Proposed N.W.T. budget cuts affect government hirings
The prospect of budget cuts by Northwest Territories Premier Floyd Roland has already changed how civil servants are being hired.
Roland, who is also finance minister, told MLAs during question period Friday that deputy ministers are currently approving each new hire in order to ensure the civil servants' jobs fit within the new government's priorities.
"We're using a consistent approach now, and that is where departments are going out for hiring, before an actual hiring occurs, it goes back to the deputy minister for review," Roland told the legislative assembly.
The government has yet to spell out its priorities since MLAs were voted to office in the Oct. 1 territorial election. Details of the cuts and the priorities are expected to be revealed in the next budget in May or June.

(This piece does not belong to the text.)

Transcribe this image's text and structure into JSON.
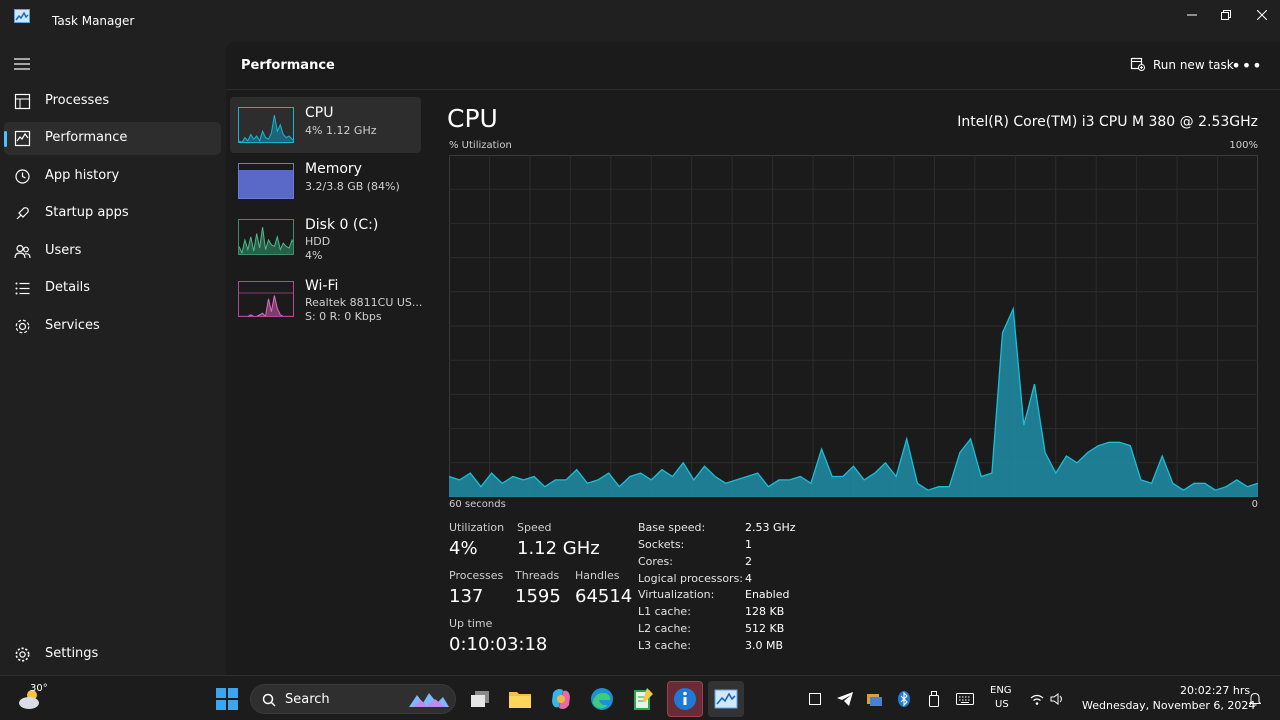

Last month, Roland announced that he wants his ministers to find a total of $135 million to cut from their departments' operating expenses over the next two budgets, in order to reallocate that money into priority capital projects.
On Friday Roland responded to questions by Kam Lake MLA Dave Ramsay, who expressed frustration with a lack of information from government about the cuts in the lead-up to the budget.
Ramsay said that lack of information has led to rumours circulating freely of job losses and a hiring freeze, adding that he had heard from a constituent who claimed the government is limiting hiring.
"The government seems to be taking this exercise, the reduction exercise, as a license to pretty much do what they want," Ramsay told the legislative assembly.
"I'd like to ask the premier if that's a government-wide instruction on case-by-case hiring … because there's many people out there in the public trying to get a job with the [government of the Northwest Territories], and they need to know this type of information."